Steam Locomotive No. 385

Copyright 2010 by Steven P. Hepler

At the turn of the 21st Century, a nearly century-old former Southern Railway Steam Locomotive was languishing away her days, hidden from public view in a remote, industrial back corner of a huge facility in Harrison, NJ owned by J. Supor & Son Trucking & Rigging Co., Inc. If machines like steam locomotives possess a soul and have “thoughts”(and some reflective people say they surely do), this particular locomotive must have sadly wondered why she was nearly forgotten and allowed to decay to a point where there was little hope of a return to any semblance of her former glory.

It was this very locomotive, affectionately known as “Old Number 385”, which had thrilled untold hundreds of thousands of people as the “star attraction” of the Morris County Central Railroad from 1965 until she made her very last run under steam in 1978. The MCC was New Jersey’s first “Standard Gauge” historic preservation railroad and was founded by the late Earle Richard Henriquez-Gil, Sr., of Parsippany, NJ.

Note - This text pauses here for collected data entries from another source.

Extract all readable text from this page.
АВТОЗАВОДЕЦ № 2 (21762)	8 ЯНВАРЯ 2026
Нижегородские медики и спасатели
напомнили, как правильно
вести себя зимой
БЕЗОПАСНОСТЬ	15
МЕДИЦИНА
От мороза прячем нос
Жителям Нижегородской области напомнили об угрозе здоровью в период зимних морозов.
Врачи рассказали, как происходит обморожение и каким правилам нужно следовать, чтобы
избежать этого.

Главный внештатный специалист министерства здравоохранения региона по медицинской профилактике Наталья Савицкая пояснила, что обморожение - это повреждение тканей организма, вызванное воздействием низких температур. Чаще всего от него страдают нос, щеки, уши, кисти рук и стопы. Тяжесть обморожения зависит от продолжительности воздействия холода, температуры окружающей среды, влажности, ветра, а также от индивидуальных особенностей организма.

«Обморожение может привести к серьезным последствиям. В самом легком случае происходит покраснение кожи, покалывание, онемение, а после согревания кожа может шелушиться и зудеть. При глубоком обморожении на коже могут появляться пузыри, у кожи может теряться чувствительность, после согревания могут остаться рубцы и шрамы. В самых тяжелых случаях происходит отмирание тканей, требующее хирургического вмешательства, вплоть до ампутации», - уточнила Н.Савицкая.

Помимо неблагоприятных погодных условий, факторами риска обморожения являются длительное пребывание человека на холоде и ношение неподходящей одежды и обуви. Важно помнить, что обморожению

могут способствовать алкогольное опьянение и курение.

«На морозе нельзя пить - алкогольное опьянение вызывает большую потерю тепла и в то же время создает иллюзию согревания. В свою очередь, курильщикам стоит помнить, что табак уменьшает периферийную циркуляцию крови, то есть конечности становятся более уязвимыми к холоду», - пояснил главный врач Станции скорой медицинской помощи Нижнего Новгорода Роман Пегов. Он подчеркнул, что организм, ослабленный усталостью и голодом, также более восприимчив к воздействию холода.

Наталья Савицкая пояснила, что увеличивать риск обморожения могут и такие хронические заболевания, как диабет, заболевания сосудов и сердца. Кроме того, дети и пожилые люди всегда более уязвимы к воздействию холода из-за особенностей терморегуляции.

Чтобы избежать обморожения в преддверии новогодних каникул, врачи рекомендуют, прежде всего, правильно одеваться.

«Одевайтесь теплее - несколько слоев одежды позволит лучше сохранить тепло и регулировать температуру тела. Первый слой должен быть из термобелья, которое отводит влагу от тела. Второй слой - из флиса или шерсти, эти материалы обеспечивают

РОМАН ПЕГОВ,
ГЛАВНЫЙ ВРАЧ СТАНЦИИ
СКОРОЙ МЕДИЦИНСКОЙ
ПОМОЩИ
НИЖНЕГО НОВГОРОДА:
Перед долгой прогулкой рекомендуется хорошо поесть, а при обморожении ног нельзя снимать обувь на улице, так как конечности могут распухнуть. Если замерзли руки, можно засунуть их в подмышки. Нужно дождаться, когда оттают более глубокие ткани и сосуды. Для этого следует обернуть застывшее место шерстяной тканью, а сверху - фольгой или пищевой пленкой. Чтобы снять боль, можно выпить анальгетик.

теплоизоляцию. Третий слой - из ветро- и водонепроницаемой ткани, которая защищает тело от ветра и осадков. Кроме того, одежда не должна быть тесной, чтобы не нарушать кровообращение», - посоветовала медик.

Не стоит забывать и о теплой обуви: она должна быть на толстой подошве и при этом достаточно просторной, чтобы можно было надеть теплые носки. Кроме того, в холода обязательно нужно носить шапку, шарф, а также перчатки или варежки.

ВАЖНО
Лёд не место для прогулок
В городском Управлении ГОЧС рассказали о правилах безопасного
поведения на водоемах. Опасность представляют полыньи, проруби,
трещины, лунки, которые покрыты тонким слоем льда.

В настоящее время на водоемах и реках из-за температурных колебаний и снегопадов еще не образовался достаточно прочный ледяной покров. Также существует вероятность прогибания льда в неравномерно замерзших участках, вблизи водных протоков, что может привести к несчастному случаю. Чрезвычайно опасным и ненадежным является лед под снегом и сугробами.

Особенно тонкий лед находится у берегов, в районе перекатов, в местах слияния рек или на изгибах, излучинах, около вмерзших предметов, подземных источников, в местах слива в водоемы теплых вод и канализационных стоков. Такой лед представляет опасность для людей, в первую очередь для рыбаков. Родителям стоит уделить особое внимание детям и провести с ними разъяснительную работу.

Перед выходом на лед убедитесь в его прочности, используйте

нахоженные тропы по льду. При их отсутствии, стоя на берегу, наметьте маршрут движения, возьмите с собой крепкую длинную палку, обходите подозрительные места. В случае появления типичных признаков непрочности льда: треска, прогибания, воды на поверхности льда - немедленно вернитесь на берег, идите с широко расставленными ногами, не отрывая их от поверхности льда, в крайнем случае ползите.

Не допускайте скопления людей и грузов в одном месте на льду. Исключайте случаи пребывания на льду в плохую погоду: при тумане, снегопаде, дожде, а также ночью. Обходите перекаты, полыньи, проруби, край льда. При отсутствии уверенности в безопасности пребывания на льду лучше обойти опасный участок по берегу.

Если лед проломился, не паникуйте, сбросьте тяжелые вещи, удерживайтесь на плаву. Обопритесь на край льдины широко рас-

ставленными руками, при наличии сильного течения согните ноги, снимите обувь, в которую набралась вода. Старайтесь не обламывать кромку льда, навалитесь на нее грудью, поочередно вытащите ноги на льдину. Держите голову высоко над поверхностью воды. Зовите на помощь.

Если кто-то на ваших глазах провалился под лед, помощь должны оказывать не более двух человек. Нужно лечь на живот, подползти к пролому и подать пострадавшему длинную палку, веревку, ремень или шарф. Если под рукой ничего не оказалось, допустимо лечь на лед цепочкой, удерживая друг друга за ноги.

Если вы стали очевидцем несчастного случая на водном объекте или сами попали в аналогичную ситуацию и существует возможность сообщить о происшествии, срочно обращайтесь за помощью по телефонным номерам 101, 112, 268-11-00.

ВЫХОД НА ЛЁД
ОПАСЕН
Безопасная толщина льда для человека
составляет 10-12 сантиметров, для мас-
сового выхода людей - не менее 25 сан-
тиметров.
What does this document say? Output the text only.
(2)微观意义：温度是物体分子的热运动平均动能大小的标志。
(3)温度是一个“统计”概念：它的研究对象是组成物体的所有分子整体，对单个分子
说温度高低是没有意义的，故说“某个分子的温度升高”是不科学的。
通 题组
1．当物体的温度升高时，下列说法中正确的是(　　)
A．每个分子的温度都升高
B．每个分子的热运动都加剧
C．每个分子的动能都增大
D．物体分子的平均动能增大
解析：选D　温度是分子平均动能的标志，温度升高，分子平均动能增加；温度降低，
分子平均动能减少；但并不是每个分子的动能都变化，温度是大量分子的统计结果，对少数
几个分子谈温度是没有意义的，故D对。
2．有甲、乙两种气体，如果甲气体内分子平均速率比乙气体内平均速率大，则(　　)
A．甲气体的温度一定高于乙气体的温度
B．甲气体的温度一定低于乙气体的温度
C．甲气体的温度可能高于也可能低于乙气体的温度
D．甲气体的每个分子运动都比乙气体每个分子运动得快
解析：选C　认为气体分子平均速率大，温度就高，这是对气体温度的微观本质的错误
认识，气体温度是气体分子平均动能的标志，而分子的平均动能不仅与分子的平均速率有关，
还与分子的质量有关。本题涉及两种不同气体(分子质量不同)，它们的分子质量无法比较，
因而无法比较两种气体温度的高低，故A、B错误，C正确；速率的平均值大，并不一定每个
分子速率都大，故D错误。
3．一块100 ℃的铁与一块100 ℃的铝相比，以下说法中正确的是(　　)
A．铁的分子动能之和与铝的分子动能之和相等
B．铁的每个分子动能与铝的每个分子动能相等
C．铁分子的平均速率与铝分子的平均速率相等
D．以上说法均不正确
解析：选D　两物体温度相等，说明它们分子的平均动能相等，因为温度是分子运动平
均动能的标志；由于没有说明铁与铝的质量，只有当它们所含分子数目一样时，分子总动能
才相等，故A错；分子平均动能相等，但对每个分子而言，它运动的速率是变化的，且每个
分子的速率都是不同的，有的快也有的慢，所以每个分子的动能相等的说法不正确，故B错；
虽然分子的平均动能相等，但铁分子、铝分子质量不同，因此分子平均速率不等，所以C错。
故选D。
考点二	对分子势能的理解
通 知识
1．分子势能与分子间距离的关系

No. 385 was originally built by the Baldwin Locomotive Works of Philadelphia, PA in 1907 for the Southern Railway (SR). She and 24 other members of her unique class (Nos. 378 – 402) joined the ranks of SR’s growing fleet of 2-8-0’s already in service. The new engines were renowned for their large size, power and speed. Conceived for SR fast-freight service, No. 385 is a Class H-4, 2-8-0 Consolidation-type locomotive, weighing 120 tons in full working order. The locomotive has a two-wheel “leading truck” and eight, 57-inch coupled driving wheels that enabled engines of her type to pull early-1900’s trains with ease on both level track and mountain grades. No. 385 is a classic example of early – 20th Century American locomotive design and craftsmanship. Of the 25 Southern H-4’s built in 1907, only No. 385 and No. 401 (located at the Monticello Railway Museum in Illinois) survive.



The very first Consolidations were built in 1866 and they continued to be produced by locomotive firms well into the 1920’s. By the time the final 2-8-0’s were constructed in the 1940’s over 33,000 had been in use on American railroads…more than any other type of steam locomotive built in this country. Eventually, Southern Railway came to the point where it owned the largest fleet of 2-8-0’s in the South.

For many decades, the Southern employed their 2-8-0’s throughout their vast system. They were used everywhere and early on, were the main freight power on SR’s Washington, D.C. – Atlanta, GA mainline. Much of the cotton, tobacco and other agricultural products of the Carolinas, Georgia and Florida went to market behind Southern 2-8-0’s. They hauled Appalachian coal and Birmingham steel. Late in their careers, they handled countless mixed and local freight trains throughout the Deep South during the final years of the “Jim Crow” era (racially segregated passenger accommodations). Even today, there remains a dwindling number of aged farmers and mountain dwellers who recall the days when a local Southern way freight pulled by a classic Consolidation would invade their rural way of life and made the Blue Ridge and Appalachia ring with their tumultuous smoky voices.


For over 40 years, No. 385 could be found on the head-end of all types of SR mainline freight trains. By the late-1940’s she continued to “earn-her-keep” pulling smaller, local trains as the larger, long-distance ones were being led by new, powerful diesel locomotives.

No. 385’s story is surely a charmed one, having been saved from the scrapper’s torch time and again throughout her long life. 385 was one of a few lucky steam engines that was still in service, maintained and rebuilt at SR’s sprawling “Spencer Shops” at Spencer, North Carolina in 1950. With few exceptions, the rest of the Southern’s well-maintained stable of beautiful steam-powered locomotives were quickly scrapped following the end of all SR steam operations in 1953.